GARDENS OF THE NIGHT

Fan Review by Patsy, December 8, 2009

My first thought: It's not that Leslie is "too pretty" as many critics have said, it's just that the girl looks entirely "too intact" for someone who has lived through the horrors that Leslie, played so aptly by child actress Ryan Simpkins, has. There ought to be signs of prolonged hard drug use and addiction in the older Leslie. And I am not jabbing at actress Gillian Jacobs at all. I'm just saying that they should have applied makeup effects suggesting malnutrition, abuse scars, acne pocks, and the like. It's just hard to buy Jacobs as a lifelong street kid when she indeed looks like one of the girls in Teen Vogue!

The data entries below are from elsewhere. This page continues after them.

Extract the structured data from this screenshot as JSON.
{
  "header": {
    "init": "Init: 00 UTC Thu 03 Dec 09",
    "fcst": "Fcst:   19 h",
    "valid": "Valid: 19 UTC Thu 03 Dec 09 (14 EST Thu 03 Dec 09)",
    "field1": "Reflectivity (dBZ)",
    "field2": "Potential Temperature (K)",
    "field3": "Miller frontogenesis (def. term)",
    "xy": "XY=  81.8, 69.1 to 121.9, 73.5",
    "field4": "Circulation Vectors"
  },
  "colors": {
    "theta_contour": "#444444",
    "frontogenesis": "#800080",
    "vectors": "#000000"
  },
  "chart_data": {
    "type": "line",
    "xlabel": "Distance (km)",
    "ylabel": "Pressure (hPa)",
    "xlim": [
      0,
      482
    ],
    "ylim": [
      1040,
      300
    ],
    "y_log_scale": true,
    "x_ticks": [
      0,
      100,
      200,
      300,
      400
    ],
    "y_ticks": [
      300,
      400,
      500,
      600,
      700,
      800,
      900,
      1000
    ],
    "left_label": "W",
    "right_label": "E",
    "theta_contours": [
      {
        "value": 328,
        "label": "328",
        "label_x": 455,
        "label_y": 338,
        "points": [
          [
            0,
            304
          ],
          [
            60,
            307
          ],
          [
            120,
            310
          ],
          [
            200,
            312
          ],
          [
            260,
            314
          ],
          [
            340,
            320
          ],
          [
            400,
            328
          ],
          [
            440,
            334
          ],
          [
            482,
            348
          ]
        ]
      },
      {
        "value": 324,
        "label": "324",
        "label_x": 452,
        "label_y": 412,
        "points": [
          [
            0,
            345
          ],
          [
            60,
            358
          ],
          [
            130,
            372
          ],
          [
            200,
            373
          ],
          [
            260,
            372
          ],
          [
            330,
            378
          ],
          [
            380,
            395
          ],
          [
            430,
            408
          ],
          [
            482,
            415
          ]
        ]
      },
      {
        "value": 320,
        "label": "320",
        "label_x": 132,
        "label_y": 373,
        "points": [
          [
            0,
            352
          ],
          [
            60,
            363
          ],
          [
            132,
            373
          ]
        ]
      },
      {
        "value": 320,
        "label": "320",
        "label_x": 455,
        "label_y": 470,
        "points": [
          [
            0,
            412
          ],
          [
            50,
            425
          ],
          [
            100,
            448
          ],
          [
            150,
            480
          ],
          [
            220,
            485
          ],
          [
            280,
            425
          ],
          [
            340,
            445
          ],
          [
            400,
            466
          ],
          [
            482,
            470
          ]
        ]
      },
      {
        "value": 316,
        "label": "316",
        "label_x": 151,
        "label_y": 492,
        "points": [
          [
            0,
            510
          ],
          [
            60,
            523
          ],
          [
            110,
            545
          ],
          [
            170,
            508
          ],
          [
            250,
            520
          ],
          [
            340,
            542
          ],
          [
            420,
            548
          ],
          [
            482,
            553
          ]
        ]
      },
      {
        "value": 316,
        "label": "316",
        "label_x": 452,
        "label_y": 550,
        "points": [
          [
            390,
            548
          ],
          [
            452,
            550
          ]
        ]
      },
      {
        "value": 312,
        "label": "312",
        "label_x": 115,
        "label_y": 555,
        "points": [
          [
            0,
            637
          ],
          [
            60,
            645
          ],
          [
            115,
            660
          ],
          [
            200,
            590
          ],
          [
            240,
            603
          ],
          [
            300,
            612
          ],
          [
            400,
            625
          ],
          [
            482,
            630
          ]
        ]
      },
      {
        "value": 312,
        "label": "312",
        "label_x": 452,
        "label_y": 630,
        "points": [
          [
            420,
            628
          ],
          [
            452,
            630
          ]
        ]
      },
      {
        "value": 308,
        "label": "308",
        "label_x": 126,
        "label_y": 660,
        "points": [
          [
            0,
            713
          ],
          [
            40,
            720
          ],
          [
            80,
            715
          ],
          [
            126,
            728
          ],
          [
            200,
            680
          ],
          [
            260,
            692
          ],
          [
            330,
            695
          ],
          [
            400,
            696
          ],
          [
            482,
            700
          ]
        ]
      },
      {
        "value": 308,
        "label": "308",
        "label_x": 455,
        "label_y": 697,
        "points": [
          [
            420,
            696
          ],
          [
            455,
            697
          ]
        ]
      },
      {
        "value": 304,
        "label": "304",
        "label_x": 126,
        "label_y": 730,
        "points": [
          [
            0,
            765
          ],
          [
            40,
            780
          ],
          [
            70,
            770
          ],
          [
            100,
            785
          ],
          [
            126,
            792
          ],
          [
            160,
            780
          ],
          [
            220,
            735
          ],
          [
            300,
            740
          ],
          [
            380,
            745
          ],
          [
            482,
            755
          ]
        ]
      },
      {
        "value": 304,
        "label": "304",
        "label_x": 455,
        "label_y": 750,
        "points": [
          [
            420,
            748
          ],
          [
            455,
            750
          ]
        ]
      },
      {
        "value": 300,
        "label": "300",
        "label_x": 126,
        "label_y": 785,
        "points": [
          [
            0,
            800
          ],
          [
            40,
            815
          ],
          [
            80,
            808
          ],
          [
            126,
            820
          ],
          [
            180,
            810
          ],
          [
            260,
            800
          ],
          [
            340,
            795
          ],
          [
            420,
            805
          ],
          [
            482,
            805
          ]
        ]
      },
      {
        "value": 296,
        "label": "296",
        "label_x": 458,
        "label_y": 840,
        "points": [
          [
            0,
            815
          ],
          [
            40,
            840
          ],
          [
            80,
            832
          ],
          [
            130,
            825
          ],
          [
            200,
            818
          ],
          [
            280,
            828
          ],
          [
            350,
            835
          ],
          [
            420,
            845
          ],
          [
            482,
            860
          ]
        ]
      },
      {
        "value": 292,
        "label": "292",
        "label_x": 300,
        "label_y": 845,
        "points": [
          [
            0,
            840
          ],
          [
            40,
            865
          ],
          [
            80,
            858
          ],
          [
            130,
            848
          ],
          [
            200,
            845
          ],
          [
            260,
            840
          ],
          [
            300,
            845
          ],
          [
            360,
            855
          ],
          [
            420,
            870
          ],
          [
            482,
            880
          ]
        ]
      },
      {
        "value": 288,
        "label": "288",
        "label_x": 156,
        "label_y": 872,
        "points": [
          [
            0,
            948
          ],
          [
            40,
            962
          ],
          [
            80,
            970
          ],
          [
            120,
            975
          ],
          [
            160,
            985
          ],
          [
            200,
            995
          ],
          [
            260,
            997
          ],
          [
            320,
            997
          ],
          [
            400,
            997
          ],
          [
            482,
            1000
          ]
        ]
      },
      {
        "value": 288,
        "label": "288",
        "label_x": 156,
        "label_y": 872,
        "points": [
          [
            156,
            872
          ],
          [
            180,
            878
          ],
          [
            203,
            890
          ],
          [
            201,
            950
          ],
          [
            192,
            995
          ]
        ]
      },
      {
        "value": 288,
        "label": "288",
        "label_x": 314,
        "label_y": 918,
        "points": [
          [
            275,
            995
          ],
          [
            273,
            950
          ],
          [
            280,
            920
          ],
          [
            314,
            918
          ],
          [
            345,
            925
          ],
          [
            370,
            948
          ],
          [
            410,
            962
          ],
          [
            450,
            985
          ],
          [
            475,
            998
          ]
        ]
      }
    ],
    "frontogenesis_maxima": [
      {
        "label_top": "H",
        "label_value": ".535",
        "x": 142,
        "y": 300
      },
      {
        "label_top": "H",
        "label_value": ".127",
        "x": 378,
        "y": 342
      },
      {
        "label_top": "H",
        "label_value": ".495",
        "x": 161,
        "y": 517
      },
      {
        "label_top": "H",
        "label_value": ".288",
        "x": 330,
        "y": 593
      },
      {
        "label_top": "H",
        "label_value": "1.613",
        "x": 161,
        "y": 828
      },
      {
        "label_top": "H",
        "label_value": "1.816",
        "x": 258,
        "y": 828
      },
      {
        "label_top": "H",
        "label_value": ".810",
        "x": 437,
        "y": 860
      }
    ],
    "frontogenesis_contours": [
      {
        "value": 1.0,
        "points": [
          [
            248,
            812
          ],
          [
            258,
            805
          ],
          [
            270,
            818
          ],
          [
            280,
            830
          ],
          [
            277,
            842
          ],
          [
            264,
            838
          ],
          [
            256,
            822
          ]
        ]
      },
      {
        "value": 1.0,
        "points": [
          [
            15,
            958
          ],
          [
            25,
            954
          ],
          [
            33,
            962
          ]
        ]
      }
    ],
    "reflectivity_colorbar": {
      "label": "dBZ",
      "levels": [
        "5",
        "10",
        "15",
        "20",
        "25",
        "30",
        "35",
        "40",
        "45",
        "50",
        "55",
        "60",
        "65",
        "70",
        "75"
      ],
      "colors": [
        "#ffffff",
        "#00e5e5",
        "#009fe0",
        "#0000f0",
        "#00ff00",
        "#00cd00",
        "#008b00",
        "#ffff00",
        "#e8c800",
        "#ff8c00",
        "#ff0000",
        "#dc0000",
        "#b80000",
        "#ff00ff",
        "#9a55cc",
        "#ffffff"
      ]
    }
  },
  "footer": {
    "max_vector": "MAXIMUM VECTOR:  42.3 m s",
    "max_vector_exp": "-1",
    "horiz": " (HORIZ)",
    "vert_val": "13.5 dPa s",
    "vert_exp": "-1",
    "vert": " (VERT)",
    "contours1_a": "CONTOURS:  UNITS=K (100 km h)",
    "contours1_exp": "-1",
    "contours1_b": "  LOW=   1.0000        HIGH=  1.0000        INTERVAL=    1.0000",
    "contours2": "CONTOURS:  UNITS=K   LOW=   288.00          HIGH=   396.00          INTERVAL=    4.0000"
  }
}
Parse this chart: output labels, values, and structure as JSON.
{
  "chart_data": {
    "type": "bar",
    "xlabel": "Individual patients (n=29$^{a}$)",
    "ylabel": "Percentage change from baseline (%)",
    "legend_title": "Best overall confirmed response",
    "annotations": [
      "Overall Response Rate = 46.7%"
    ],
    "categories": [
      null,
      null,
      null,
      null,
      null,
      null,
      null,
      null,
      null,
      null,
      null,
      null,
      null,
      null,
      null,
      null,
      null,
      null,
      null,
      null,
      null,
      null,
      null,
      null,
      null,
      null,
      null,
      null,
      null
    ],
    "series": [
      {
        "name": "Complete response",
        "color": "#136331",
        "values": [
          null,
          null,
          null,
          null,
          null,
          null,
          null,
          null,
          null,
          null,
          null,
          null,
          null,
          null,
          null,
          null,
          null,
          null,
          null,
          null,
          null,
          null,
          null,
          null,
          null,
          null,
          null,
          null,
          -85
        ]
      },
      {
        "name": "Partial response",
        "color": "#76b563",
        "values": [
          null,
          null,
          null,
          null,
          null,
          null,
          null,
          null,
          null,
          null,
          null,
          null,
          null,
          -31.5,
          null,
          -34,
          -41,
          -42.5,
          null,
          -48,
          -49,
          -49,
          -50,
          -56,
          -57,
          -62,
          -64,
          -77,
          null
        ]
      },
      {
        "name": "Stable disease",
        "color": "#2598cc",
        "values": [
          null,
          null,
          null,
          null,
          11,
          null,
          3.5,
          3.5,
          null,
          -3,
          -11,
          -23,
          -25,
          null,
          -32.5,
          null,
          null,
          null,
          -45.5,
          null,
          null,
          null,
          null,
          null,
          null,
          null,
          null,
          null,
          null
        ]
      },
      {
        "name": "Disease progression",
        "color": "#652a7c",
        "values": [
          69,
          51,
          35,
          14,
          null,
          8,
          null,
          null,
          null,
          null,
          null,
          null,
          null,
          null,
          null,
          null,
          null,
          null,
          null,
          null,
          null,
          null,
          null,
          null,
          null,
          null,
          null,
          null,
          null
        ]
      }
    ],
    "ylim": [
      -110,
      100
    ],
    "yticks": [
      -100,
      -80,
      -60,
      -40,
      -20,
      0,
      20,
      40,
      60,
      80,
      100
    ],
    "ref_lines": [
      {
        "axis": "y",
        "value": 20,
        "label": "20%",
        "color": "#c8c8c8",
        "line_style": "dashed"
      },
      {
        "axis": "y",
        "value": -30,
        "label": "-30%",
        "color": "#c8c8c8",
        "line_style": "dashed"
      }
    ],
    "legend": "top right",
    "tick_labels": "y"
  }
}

Jacobs performance is a fine one, in spite of the missing evidence in her physical presentation, yet the performance of Tamra Hope in "The Nickel Children" is so much more powerfully delivered. Not only because Catherine (Cat) was constantly covered in bruises and cuts and the body filth of one who lives on the streets, but because her quieter, less verbal character seemed to crackle beneath the skin. I was just more impressed by Hope.

How is it that kids who sleep underneath a pier on the beach look so groomed and polished?! Where do they get so many different outfits to try on? How is it that Cat and her friend have access to a mildewy motel shower and Leslie and Donny do not, yet L&D look great?! They would have been so much more true to life smudged with street dirt and battered and hardened looking.

Still it would be terribly wrong for me to write off "Gardens" totally. I don't really believe one film is superior to the other, only some of the performances. As I stated in my review of "Children" some time back, both of these films are very important stories about pedophilia. While "Gardens" focuses on child trafficking, "Children" is mostly about incest and runaways. Both films discuss the exploitation, abuse and eventual discard of these children and have won richly deserved awards. Both are sincere, not exploitative to the issue for profits sake, that's for damned sure. Both were made on shoestring budgeting, and the cast and creators took great risks personally and professionally.

"Gardens" excels in educating parents about the horrors of child pornography, how those who promote it and produce it conspire together against their victims, parents, government and local law enforcement.

As to the film itself, the angelic voiceover of Ryan Simpkins reading exerpts from "The Jungle Book" is all the narration required. We see things from her eyes. It is good that the child's voice continues to be heard, even after the role is taken over by Jacobs, as I believe Simpkins does a much better job bringing the character to life. One major flaw I see is that there really should have been an intro to her parents at the start of the film--sure, we know her parents love her and will search for her after she's gone, but it is crucial to show this family together before the tragedy anyway. Leslie's family is not a statistic, it's one family with a horrible story to tell.

I despised Sisto in this film, as well it should be. His character, Jimmy if I remember right, was very "icky" to me. Not only physically, with his oily hair and sleazy little smiles. His short time on screen was not wasted at all. The little "sales pitch" thing about using photo albums...ugh, "Profitable...and safe." What a way to word something so vile. Safe...yes...for the ones doing the selling of the children. Safe from exposure, safe from internet interception, safe from prosecution and justice. The children, not safe. Characters like Jimmy and that foul Orlando, the guy at the motel, were probably the ones I hated most. The way they try to justify what they're doing. Orlando telling Leslie her own dad would have eventually "touched her" too, that "everyone does it", and Jimmy, acting like selling children is his "livleyhood". And that crap about "Oh, I'm not into it myself either, I just sell the kids." Puhh-leaze! It's stuff like that that makes Orlando and Jimmy worse than Alex and Frank.

I had a few ?s come up: Why the pink tutu? Is the other girl the judge's own daughter? Does he abuse her? Why were the cops who tried to raid Alex's house not at the back door as well as the front!? And why did that guy sitting there do absolutely nothing while Alex and Frank carried 2 bound and gagged small children away in their car??!!! That guy ought to be thrown in jail for sitting with his thumb up his ass and letting it happen!

I've suddenly run out of steam, and it's probably a good thing. You can tell this movie makes me mad as hell, but that's what it's supposed to do. I know I harped on a lot of the small details. What's important is that this film is about children endangered and it is real. I may like some things about the other film a little better, but both films are serious. Children are being sold into sex slavery in every country, every day. We need to know about it and we need to work together and stop it.